Шрифт:
Закладка:
— …Считайте, что вы их уже видели, — продолжил я. — Так что шантажировать меня нечем.
— Я ему об этом скажу.
Неужели все действительно так просто? Но затем до меня дошло.
— И что тогда произойдет? — спросил я.
— Que sera sera. Что должно произойти, то и произойдет, — сказал он. — Выживет сильнейший. Как ты сегодня усвоил, тебе придется есть то, что тебе предлагают.
Здоровяк не предложил меня подвезти, а я его об этом не просил. Я прошел полтора километра по грунтовой дороге, потом еще полтора — по растрескавшейся велосипедной дорожке вдоль шоссе. Темнело. Деревья стояли стеной, казалось, все теснее смыкаясь друг с другом. Телефона у меня с собой не было — я специально оставил его в Парке приключений. Странное ощущение — полностью утратить контакт с внешним миром. Но в данный момент я нуждался именно в этом. Мне требовалось подумать. Уже сидя в автобусе и глядя в окно на мрачную стену леса и приближающиеся огни пригорода, я продолжал просчитывать варианты.
22
Лаура работала над четвертой, восточной стеной Парка приключений. Она перемещалась перед стеной, словно боксер, то отступая назад, то возвращаясь для следующего раунда ударов и тычков. Дети кричали; запах краски смешивался с ароматами рубленых котлет из кафе.
Время шло; я составлял все новые планы. Иногда я раздумывал, что мне делать с Игуаной; иногда пытался найти математическое решение своих проблем, но нужная ясность все не наступала. С одним исключением. Я знал, что Игуана следит за мной и выжидает подходящего момента, чтобы нанести удар.
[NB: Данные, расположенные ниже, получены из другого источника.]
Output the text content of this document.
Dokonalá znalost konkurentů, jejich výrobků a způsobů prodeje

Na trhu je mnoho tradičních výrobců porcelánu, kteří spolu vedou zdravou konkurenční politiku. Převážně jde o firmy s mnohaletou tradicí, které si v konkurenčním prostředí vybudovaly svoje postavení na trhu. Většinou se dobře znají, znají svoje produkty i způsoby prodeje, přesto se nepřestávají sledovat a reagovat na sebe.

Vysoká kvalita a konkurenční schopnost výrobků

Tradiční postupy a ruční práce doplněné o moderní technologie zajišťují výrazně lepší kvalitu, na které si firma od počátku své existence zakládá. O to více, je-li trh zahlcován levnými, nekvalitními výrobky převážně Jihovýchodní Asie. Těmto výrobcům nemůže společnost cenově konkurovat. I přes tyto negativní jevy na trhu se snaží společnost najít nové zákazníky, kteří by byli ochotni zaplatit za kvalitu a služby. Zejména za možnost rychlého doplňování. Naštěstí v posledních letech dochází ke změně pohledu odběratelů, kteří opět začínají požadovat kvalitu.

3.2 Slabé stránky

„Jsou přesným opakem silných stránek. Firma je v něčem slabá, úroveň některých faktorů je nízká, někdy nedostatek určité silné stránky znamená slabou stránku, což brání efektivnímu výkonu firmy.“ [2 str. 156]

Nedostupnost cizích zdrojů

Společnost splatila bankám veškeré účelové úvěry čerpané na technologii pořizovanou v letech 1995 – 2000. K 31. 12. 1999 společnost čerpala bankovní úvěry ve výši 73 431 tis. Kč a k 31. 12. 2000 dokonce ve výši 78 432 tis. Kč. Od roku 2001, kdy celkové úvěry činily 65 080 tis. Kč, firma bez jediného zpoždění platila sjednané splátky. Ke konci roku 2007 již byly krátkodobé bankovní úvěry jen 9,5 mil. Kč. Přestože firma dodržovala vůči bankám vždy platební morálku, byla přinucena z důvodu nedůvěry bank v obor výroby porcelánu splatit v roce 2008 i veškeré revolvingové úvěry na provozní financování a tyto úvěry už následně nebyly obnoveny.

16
Я знал, что он где-то рядом, хотя не располагал никакими эмпирическими доказательствами этого.
Все происходило, как на быстрой перемотке.
Время шло.
Хотя время никогда не делает ничего другого. Это улица с односторонним движением. Одно из определений времени, которое мне где-то попалось, гласит: время — это постоянное и по сути необратимое движение существования событий из прошлого в будущее через настоящее. Мое внимание в этом определении привлекает слово «необратимое». Только по этой причине время должно доставляться с предупредительной наклейкой.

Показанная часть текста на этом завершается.